Abstract:
Visual computing addresses various aspects of the processing of image data. These aspects include the full visual computing pipeline starting from data acquisition, via image processing, the graphical representation of the data, to the interaction with them.
These aspects have been in the focus of my work of the past 13 years, and became the focus of the research group "Visual Computing for Medicine" (VCM). Although we concentrate on the medical domain as major application fields, I would like to stress that the research contributions are addressing general problems of image processing and computer graphics. Furthermore, they can be applied to many other application fields.
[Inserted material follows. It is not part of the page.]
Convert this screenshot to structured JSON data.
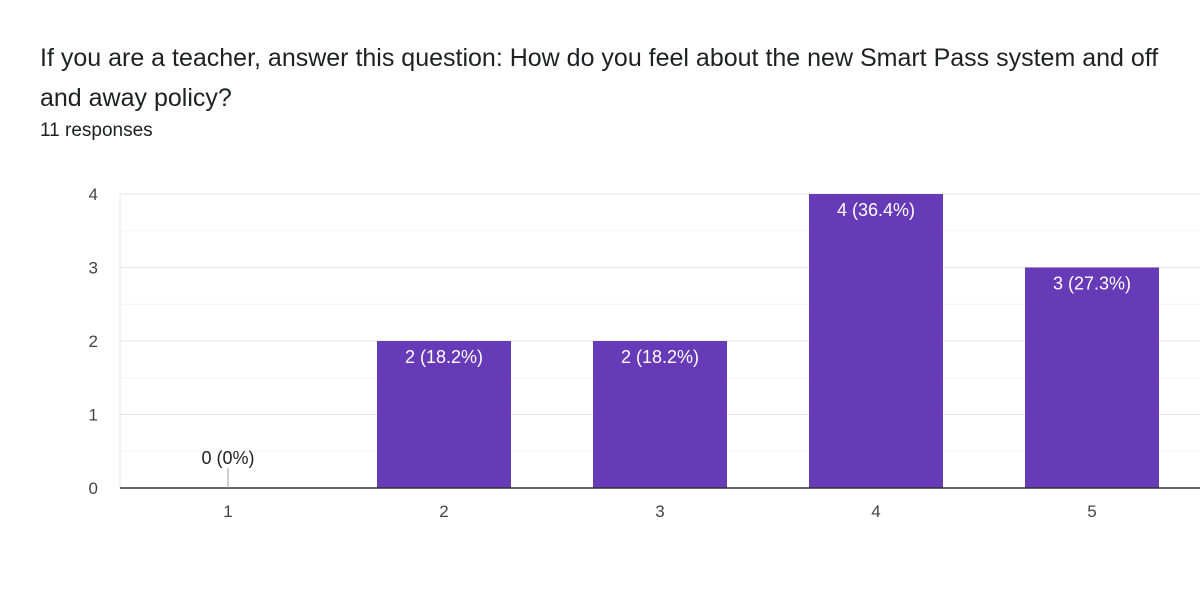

The following five parts structure the content into major stages of the visual computing pipeline, while the chapters focus on the specific contributions to the pipeline stages, mostly in the context of medical application. Part I starts discussing the fundamentals of medical imaging in Chapter 2. Specifically, it gives an overview on the structure of volumetric image datasets in Section 2.1, and describes typical data acquisition modalities, such as Computed Tomography (CT), Magnetic Resonance Imaging (MRI), and several more (Section 2.2). Since volumetric data is of a discrete nature, the fundamentals of signal theory - the sampling theorem (Section 2.3.1) - and the source of image artifacts will be discussed in Section 2.3. The consequences of incorrect sampling for discrete volumetric image data are widespread and lead to typical artifacts like aliasing (Section 2.3.2), the partial volume effect (Section 2.3.3), interpolation artifacts (Section 2.3.4), and signal artifacts (Section 2.3.5) itself.
The second part discusses approaches on the enhancement and filtering of volumetric image data in Chapter 3. Namely, it addresses the necessary windowing operation, where a higher dynamic range - or high precision voxel value range - is mapped into a smaller one. In order to maintain a good contrast, an operator for high dynamic range windowing is introduced and its effectiveness for volumetric image data is demonstrated.